Xiaomi niedawno zostało oskarżone o to, że wysyła dane gromadzone przez aplikacje Mint Browser oraz Mi Browser Pro na obce, rosyjskie serwery bez wiedzy i zgody ich użytkowników. Firma zdementowała te doniesienia, ale na pewno jest jakiś powód, dla którego zaktualizowała teraz wspomniane programy, zmieniając opisy jednej z funkcji.
Z deszczu pod rynnę
Część fanów Xiaomi na świecie była poruszona po tym, jak okazało się, że ich smartfony podczas korzystania z domyślnych przeglądarek internetowych wysyłają nieokreślone ilości danych na serwery w Rosji, nie informując o tym użytkowników na żadnym etapie – i to nawet w trybie Incognito!
Xiaomi zareagowało na to dość szybko, ale zamiast wyjaśnić sytuację, wprowadziło jeszcze większy chaos. Oto w panelu ustawień przeglądarek Mint Browser oraz Mi Browser pojawił się przełącznik „Rozszerzonego trybu Incognito”.
Pod jego nazwą pojawiła się niewiele mówiąca fraza: „Ulepsz swoje doświadczenia przez udostępnianie statystyk, gdy tryb Incognito będzie włączony”. Zwłaszcza nazwa tej opcji sugerowała, że oto mamy do czynienia z jakimś trybem ninja – podwójnym Incognito albo czymś w tym guście. Było jednak kompletnie odwrotnie, bo włączając tę opcję, zrzekaliśmy się części prywatności.
Teraz jest lepiej
W sklepie Google Play pojawiły się aktualizacje:
- przeglądarki Mi Browser do wersji 12.2.4
- oraz przeglądarki Mi Mint do wersji 3.4.6
Zawierają one inny opis drugiego przełącznika, który teraz poprawnie wskazuje na jego funkcję.
Aktualnie opisy są poprawne, choć w polskiej wersji aplikacji jeszcze ich nie przetłumaczono.
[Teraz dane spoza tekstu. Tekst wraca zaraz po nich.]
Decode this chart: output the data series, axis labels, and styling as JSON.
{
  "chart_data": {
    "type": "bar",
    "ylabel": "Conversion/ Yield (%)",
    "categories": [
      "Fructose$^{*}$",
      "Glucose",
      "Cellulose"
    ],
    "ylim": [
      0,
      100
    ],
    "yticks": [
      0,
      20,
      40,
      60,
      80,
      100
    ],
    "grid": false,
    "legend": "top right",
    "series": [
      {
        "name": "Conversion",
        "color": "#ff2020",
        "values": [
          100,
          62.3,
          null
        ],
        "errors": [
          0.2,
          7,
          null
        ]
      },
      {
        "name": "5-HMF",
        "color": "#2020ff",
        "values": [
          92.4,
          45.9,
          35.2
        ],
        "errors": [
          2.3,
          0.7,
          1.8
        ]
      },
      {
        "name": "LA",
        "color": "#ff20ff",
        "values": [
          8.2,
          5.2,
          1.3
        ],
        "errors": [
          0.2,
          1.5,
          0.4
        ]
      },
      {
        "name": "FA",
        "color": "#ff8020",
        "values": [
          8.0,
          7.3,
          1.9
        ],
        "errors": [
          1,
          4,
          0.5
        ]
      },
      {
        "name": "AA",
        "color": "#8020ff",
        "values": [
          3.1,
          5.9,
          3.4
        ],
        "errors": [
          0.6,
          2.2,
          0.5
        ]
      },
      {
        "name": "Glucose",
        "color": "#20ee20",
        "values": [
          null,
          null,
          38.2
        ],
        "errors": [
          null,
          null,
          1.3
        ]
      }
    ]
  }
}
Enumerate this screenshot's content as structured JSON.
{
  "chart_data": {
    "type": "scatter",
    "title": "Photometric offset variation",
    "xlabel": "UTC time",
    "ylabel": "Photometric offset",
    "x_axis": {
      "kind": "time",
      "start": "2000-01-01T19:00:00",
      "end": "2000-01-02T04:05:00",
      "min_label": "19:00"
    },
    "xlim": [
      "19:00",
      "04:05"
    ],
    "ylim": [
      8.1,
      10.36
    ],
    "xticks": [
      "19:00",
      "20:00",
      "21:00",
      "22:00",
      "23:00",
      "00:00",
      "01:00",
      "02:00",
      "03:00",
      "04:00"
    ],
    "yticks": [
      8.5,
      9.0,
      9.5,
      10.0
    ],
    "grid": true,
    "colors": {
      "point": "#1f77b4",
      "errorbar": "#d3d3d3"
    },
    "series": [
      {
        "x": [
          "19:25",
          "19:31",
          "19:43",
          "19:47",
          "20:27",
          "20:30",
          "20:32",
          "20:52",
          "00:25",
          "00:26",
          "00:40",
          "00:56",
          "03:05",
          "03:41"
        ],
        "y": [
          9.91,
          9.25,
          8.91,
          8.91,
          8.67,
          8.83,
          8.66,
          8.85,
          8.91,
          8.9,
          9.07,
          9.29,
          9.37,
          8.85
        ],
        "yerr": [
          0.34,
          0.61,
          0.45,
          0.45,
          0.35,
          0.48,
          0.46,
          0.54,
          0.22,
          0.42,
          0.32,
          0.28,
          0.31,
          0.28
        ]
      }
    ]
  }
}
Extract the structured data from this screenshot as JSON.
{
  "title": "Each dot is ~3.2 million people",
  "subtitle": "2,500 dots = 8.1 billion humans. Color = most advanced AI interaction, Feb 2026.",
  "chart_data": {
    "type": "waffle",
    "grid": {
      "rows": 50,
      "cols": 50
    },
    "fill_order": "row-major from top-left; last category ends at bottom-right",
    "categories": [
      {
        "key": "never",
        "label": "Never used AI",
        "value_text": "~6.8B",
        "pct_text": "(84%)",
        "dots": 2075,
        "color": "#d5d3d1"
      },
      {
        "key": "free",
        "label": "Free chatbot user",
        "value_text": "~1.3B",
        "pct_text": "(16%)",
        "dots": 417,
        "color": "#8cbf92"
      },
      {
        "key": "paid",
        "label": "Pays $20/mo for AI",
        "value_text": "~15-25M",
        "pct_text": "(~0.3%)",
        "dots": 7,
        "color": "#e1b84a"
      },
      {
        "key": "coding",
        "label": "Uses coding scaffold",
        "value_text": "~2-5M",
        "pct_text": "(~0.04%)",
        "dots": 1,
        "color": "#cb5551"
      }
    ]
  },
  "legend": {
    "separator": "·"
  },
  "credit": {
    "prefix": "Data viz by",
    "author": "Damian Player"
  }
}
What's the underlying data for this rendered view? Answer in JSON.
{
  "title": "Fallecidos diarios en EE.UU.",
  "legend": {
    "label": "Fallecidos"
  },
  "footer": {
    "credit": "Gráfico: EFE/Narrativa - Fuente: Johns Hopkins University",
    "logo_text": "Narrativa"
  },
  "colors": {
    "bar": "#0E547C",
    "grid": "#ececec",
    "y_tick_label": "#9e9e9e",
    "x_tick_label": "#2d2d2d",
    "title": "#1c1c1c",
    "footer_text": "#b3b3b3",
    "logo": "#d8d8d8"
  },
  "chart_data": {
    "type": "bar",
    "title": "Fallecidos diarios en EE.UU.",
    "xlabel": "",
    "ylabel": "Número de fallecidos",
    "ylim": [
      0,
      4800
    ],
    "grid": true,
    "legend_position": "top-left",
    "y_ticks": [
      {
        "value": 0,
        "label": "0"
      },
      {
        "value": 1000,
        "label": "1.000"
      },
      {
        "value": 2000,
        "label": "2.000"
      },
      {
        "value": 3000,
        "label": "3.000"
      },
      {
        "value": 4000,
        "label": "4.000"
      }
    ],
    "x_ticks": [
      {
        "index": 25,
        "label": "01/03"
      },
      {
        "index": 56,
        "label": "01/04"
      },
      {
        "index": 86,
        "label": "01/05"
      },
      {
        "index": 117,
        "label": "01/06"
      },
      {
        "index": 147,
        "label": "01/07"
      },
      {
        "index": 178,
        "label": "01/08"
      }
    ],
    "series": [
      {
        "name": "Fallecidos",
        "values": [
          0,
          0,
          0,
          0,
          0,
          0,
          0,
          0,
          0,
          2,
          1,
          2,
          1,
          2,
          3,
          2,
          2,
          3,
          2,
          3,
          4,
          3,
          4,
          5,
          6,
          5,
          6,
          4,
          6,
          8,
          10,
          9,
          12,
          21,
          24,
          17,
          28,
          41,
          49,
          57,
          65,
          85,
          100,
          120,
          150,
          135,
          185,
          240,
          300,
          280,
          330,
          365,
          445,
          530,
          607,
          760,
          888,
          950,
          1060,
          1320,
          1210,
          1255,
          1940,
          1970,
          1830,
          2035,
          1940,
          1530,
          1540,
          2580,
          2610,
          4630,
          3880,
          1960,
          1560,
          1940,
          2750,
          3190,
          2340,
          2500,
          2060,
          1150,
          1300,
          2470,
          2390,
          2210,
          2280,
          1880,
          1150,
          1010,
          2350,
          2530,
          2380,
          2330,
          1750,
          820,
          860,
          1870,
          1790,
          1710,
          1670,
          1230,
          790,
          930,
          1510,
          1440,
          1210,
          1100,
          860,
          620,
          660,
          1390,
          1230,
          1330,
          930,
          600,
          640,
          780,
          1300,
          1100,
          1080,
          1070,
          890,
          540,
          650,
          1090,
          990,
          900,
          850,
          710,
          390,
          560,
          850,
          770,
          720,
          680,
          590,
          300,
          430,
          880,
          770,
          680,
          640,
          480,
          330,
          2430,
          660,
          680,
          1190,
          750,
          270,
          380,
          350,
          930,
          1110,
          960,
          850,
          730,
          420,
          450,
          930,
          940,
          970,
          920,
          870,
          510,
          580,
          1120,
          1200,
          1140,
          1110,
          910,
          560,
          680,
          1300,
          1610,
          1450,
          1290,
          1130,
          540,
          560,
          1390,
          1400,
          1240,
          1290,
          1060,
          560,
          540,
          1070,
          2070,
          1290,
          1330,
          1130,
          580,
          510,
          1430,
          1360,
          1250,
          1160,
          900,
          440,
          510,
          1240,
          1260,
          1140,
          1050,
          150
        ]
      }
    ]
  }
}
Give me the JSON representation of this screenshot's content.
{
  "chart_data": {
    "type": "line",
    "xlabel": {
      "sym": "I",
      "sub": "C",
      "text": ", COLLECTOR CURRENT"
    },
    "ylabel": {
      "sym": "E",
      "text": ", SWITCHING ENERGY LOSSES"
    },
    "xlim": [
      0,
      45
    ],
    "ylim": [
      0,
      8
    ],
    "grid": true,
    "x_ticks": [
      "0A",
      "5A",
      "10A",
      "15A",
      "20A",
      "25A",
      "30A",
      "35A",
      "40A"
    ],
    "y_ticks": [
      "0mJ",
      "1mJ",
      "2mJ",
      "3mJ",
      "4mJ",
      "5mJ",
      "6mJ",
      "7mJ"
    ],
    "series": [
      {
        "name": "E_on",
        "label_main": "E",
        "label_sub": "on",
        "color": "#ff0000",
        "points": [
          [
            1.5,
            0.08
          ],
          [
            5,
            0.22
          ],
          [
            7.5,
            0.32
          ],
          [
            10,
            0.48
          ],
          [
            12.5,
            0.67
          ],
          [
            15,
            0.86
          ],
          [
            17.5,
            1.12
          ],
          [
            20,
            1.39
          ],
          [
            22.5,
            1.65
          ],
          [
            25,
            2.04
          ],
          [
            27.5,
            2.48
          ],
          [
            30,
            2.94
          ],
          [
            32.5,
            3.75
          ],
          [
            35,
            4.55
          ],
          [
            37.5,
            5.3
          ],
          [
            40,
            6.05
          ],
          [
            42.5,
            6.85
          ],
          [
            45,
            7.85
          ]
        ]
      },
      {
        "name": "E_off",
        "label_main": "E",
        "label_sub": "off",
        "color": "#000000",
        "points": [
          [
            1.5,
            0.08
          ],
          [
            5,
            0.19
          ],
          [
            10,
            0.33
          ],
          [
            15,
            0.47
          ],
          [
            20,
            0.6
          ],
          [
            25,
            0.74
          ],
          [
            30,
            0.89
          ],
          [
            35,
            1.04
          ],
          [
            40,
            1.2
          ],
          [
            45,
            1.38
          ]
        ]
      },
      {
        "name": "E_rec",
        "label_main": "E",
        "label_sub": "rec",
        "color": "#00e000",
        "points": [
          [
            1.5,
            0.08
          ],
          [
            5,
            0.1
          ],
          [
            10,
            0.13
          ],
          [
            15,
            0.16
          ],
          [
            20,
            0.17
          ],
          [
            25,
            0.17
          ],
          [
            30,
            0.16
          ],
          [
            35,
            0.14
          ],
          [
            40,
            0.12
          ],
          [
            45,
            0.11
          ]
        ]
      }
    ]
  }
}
Drugi przełącznik bezpośrednio odnosi się jednak do „pomocy w usprawnianiu przeglądarki”. Zarówno w Mint Browser, jak i Mi Browser, wyjaśnia się, że przełącznik w pozycji włączonej oznacza zgodę na wysyłanie danych statystycznych, nawet gdy tryb Incognito jest włączony.
Niezależnie od ustawienia przełączników w ustawieniach, raczej nie zalecałbym korzystania z domyślnej przeglądarki Xiaomi. Ani Mi Browser, ani Mint Browser nie są w stanie zapewnić jakichś przełomowych funkcji. W ich wypadku do takich należałoby zaliczyć także dbałość o bezpieczeństwo danych użytkowników, do czego Xiaomi chyba jeszcze się przyzwyczaja.